Он протянул футляр. Внутри — вторая пластина с перламутром и тончайшей резьбой. Легче пуха — и тяжелее обещания.
Перстень ворвался поздно. Элла едва отступила, когда клинок царапнул камень у её плеча. Дальше всё было очень быстро: Артём ухватил противника за манжету, дёрнул так, что локоть пошёл против сустава; Элла вбила пятку в бок его колена. Клинок отлетел, тёмная маска съехала, и стало видно — у виска действительно старый шрам.
— Харон, — сказал «учёный» с тихой ненавистью. — Так тебя зовут среди своих. Перевози дальше — не меня.
Перстень — Харон — попытался плюнуть, но только хрипнул. Элла взяла его за ворот.
— Передашь тем, кто тебя нанял: мы собираем то, что рассыпали. И возвращаем туда, где вещи не лгут.Они ушли до того, как коридор наполнили голоса прислуги. В зале музыка вновь стала сладкой. Дама с родинкой смеялась — но смех был теперь тоньше. В её веере не хватало дыхания.

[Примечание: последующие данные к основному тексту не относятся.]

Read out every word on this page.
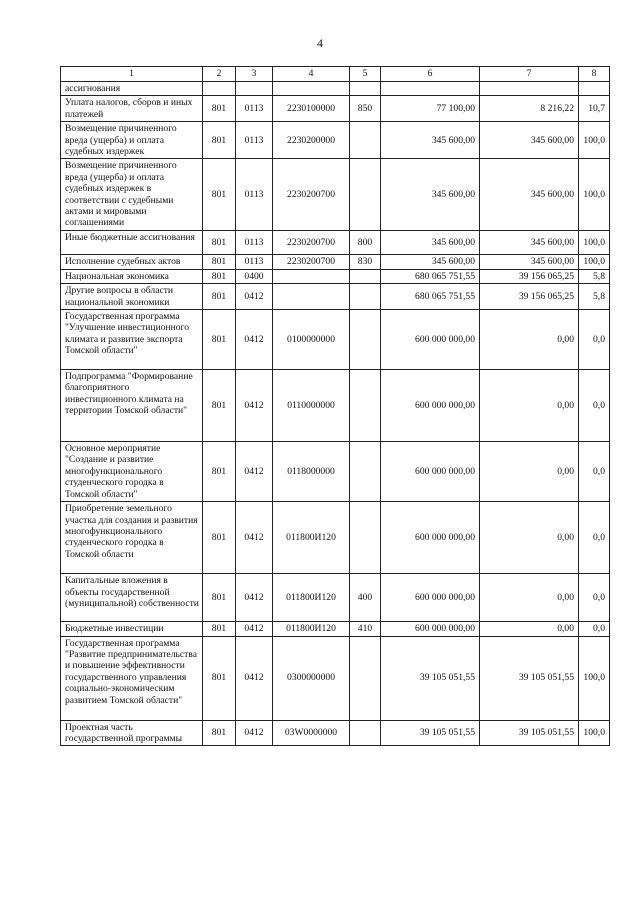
4
1	2	3	4	5	6	7	8
ассигнования							
Уплата налогов, сборов и иных платежей	801	0113	2230100000	850	77 100,00	8 216,22	10,7
Возмещение причиненного вреда (ущерба) и оплата судебных издержек	801	0113	2230200000		345 600,00	345 600,00	100,0
Возмещение причиненного вреда (ущерба) и оплата судебных издержек в соответствии с судебными актами и мировыми соглашениями	801	0113	2230200700		345 600,00	345 600,00	100,0
Иные бюджетные ассигнования	801	0113	2230200700	800	345 600,00	345 600,00	100,0
Исполнение судебных актов	801	0113	2230200700	830	345 600,00	345 600,00	100,0
Национальная экономика	801	0400			680 065 751,55	39 156 065,25	5,8
Другие вопросы в области национальной экономики	801	0412			680 065 751,55	39 156 065,25	5,8
Государственная программа "Улучшение инвестиционного климата и развитие экспорта Томской области"	801	0412	0100000000		600 000 000,00	0,00	0,0
Подпрограмма "Формирование благоприятного инвестиционного климата на территории Томской области"	801	0412	0110000000		600 000 000,00	0,00	0,0
Основное мероприятие "Создание и развитие многофункционального студенческого городка в Томской области"	801	0412	0118000000		600 000 000,00	0,00	0,0
Приобретение земельного участка для создания и развития многофункционального студенческого городка в Томской области	801	0412	011800И120		600 000 000,00	0,00	0,0
Капитальные вложения в объекты государственной (муниципальной) собственности	801	0412	011800И120	400	600 000 000,00	0,00	0,0
Бюджетные инвестиции	801	0412	011800И120	410	600 000 000,00	0,00	0,0
Государственная программа "Развитие предпринимательства и повышение эффективности государственного управления социально-экономическим развитием Томской области"	801	0412	0300000000		39 105 051,55	39 105 051,55	100,0
Проектная часть государственной программы	801	0412	03W0000000		39 105 051,55	39 105 051,55	100,0
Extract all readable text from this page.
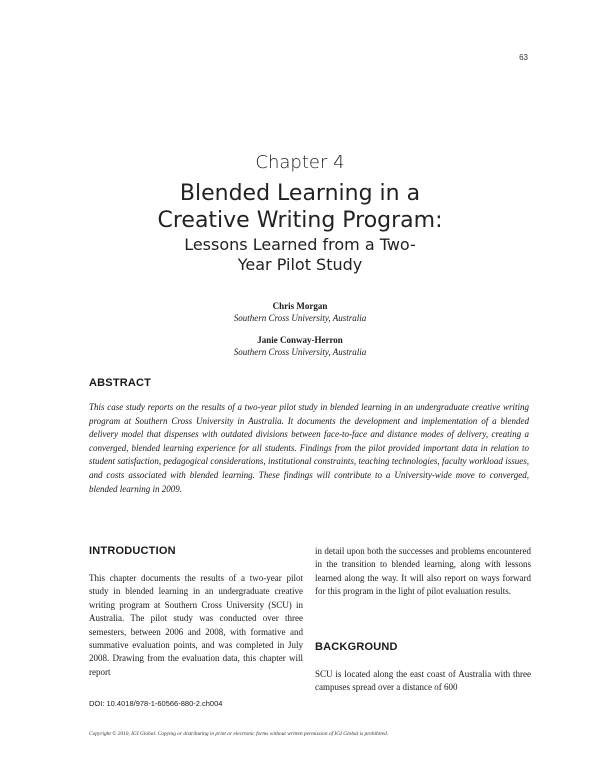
63
Chapter 4
Blended Learning in a
Creative Writing Program:
Lessons Learned from a Two-
Year Pilot Study
Chris Morgan
Southern Cross University, Australia
Janie Conway-Herron
Southern Cross University, Australia
ABSTRACT
This case study reports on the results of a two-year pilot study in blended learning in an undergraduate creative writing program at Southern Cross University in Australia. It documents the development and implementation of a blended delivery model that dispenses with outdated divisions between face-to-face and distance modes of delivery, creating a converged, blended learning experience for all students. Findings from the pilot provided important data in relation to student satisfaction, pedagogical considerations, institutional constraints, teaching technologies, faculty workload issues, and costs associated with blended learning. These findings will contribute to a University-wide move to converged, blended learning in 2009.
INTRODUCTION

This chapter documents the results of a two-year pilot study in blended learning in an undergraduate creative writing program at Southern Cross University (SCU) in Australia. The pilot study was conducted over three semesters, between 2006 and 2008, with formative and summative evaluation points, and was completed in July 2008. Drawing from the evaluation data, this chapter will report

in detail upon both the successes and problems encountered in the transition to blended learning, along with lessons learned along the way. It will also report on ways forward for this program in the light of pilot evaluation results.

BACKGROUND

SCU is located along the east coast of Australia with three campuses spread over a distance of 600

DOI: 10.4018/978-1-60566-880-2.ch004
Copyright © 2010, IGI Global. Copying or distributing in print or electronic forms without written permission of IGI Global is prohibited.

На улице шёл дождь — тонкий, как серебряная пыль. Элла накрыла волосы капюшоном плаща, Артём подставил лицо каплям и улыбнулся.
— Две из трёх, — сказал он, глядя на её ладонь с перламутром. — Осталась третья.

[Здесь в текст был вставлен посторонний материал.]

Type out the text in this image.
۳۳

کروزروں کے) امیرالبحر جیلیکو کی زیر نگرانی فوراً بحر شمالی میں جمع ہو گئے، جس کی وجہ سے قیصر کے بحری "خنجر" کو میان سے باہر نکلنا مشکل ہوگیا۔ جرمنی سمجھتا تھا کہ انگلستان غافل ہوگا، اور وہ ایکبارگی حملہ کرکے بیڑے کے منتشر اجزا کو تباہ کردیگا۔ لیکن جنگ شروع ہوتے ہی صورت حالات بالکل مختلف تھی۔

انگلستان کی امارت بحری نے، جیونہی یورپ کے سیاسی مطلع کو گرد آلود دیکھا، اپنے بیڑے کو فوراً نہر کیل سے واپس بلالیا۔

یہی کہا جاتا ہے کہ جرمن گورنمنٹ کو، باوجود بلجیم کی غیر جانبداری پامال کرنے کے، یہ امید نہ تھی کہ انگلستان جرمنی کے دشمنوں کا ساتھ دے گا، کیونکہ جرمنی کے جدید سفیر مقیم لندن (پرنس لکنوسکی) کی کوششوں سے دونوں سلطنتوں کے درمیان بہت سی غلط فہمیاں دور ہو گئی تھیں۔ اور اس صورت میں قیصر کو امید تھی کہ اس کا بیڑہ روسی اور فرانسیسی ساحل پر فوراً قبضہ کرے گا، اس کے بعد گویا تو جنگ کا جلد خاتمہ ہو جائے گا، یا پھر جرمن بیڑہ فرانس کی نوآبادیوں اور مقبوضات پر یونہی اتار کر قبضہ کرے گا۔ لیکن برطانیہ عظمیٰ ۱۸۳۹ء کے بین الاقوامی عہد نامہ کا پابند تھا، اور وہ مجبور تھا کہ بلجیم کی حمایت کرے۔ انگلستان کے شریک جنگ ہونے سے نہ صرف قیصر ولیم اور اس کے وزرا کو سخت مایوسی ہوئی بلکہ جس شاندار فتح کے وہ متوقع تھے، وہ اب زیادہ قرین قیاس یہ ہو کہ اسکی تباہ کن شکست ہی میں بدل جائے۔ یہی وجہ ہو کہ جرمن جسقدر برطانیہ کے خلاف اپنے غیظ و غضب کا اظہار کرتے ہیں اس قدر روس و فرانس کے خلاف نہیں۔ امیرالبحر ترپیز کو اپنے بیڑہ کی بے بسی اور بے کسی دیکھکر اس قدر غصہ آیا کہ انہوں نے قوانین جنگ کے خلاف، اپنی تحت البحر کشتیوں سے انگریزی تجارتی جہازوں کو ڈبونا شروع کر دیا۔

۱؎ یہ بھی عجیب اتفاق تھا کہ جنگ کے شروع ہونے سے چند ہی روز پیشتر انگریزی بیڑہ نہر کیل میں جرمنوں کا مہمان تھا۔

— «Клуб азартных наук», — напомнила она.
— Прокоп, набережная, подвал, где считают кости, а не слова, — перечислил он так, будто шёл пальцами по карте памяти.

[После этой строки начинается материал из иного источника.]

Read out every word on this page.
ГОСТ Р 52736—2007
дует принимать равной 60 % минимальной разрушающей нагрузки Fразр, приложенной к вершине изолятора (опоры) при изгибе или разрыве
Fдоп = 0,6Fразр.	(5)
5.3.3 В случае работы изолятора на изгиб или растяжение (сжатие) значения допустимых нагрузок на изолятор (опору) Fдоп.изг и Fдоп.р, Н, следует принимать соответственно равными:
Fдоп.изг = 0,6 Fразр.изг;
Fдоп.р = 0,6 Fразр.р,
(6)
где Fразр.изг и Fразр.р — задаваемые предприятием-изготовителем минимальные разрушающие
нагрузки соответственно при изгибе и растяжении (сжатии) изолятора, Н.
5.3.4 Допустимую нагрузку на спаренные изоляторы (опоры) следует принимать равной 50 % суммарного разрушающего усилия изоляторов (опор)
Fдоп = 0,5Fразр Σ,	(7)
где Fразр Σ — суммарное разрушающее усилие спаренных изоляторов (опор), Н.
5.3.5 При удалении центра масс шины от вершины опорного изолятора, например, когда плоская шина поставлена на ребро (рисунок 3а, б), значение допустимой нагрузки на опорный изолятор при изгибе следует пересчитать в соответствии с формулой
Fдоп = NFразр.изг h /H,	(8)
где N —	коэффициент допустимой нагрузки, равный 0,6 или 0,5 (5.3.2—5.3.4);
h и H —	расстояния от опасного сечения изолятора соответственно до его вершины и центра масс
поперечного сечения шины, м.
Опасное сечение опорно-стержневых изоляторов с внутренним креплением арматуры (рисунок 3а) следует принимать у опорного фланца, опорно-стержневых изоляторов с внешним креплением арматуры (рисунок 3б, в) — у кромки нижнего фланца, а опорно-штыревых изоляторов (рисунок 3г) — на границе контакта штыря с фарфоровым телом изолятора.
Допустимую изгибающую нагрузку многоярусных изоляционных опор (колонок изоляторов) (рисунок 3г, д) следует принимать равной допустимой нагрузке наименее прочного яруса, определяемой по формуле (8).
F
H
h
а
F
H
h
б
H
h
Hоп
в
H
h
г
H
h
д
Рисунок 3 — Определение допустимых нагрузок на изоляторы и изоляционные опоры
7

— Завтра, — сказала Элла. — Ночью я хуже считаю чужие кости.
— А свои?
— Свои — берегу, — она посмотрела прямо на него. — И твои — тоже.
На секунду воздух между ними стал плотнее. Не сладость бала, не сырость камня — что-то тёплое, как свет из гардеробной, когда платье сидит идеально, а рука ложится туда, где ей место.
— Пошли домой, профессор, — сказала она наконец. — Библиотека ждёт отчёта.
— И, возможно, чашки шоколада, — мечтательно выдохнул он.
— Если расскажешь мне, как ты уговорил «учёного», — усмехнулась она.
— Я просто сказал ему правду, — ответил Артём. — Что он устал.
— И что дальше?
— Дальше мы соберём веер. А потом — решим, что делать с картой, которую он скрывает.
— Решим, — кивнула Элла. — Но вместе.
Они ушли в дождь, в котором город делался мягче и честнее. Браслеты под рукавами отозвались лёгким теплом: путь назад был готов. В Библиотеке их ждали свет, тишина и первый лист отчёта, в котором будет много фактов — и ни слова о том, как сердце один раз сбилось на чужой руке.
Ни слова — но память всё равно запомнит.